Pour être en mesure de comprendre les informations et suivre les débats concernant ceux qu’on appelle des « islamistes », il est nécessaire de faire quelques distinctions.

A. Tous les Arabes ne sont pas nécessairement des musulmans. « Arabes » est le nom du peuple qui habite l’Arabie, la région où l’on parlait arabe. Mahomet, ou Mohammad, est un Arabe de la région de La Mecque, né vers 570 et mort en 632. Il y a depuis le VIIe siècle de notre ère de nombreux Arabes qui ont accepté la confirmation de la Parole de Dieu faite à Mohammad et qui sont devenus des adeptes de l’« islam » (de la soumission à Dieu). Ce sont des musulmans (participe passé de la racine SLM, qui donne aussi le mot salam). Les Arabes musulmans ont créé à partir des VIIe-VIIIe siècles un véritable empire et se sont dispersés dans les divers pays conquis.

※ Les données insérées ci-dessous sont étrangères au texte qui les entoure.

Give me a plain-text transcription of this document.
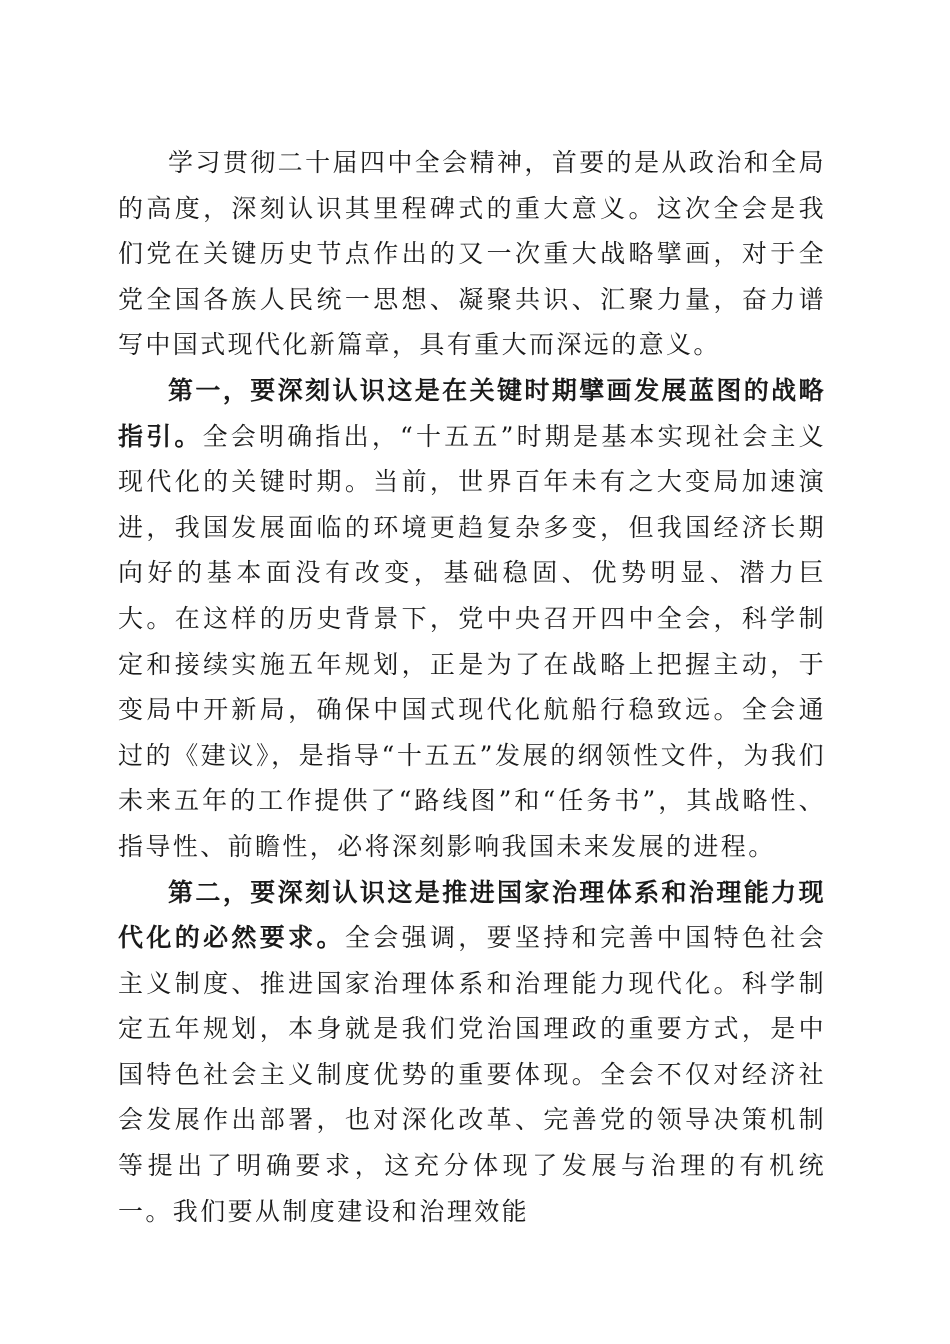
学习贯彻二十届四中全会精神，首要的是从政治和全局的高度，深刻认识其里程碑式的重大意义。这次全会是我们党在关键历史节点作出的又一次重大战略擘画，对于全党全国各族人民统一思想、凝聚共识、汇聚力量，奋力谱写中国式现代化新篇章，具有重大而深远的意义。

第一，要深刻认识这是在关键时期擘画发展蓝图的战略指引。全会明确指出，“十五五”时期是基本实现社会主义现代化的关键时期。当前，世界百年未有之大变局加速演进，我国发展面临的环境更趋复杂多变，但我国经济长期向好的基本面没有改变，基础稳固、优势明显、潜力巨大。在这样的历史背景下，党中央召开四中全会，科学制定和接续实施五年规划，正是为了在战略上把握主动，于变局中开新局，确保中国式现代化航船行稳致远。全会通过的《建议》，是指导“十五五”发展的纲领性文件，为我们未来五年的工作提供了“路线图”和“任务书”，其战略性、指导性、前瞻性，必将深刻影响我国未来发展的进程。

第二，要深刻认识这是推进国家治理体系和治理能力现代化的必然要求。全会强调，要坚持和完善中国特色社会主义制度、推进国家治理体系和治理能力现代化。科学制定五年规划，本身就是我们党治国理政的重要方式，是中国特色社会主义制度优势的重要体现。全会不仅对经济社会发展作出部署，也对深化改革、完善党的领导决策机制等提出了明确要求，这充分体现了发展与治理的有机统一。我们要从制度建设和治理效能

Parmi les peuples conquis par les Arabes, les uns se sont islamisés sans s’arabiser (c’est-à-dire sans adopter l’arabe comme langue courante, par exemple les Turcs, les Iraniens); d’autres se sont arabisés linguistiquement, mais ne sont pas pour autant devenus musulmans (par exemple, les chrétiens du Liban, d’Égypte, de Palestine); d’autres se sont islamisés et arabisés, en particulier sous l’empire abbasside (750-1258), c’est-à-dire qu’ils ont adopté la religion musulmane, la langue arabe. De par leur conversion, ces derniers étaient considérés comme appartenant à la grande famille du Prophète, et dans bien des cas comme de véritables descendants des Arabes portant des noms arabes; Maxime Rodinson (1) (de qui je tire ces explications) les appelle des « arabisés ». Cela veut dire qu’un Arabe n’est pas nécessairement un musulman (il y a entre autres des Arabes chrétiens), et que, parmi les musulmans, il y a plus des 4/5 qui ne sont ni Arabes de l’actuelle Arabie saoudite, ni descendant d’un émigré arabe, ni arabisés.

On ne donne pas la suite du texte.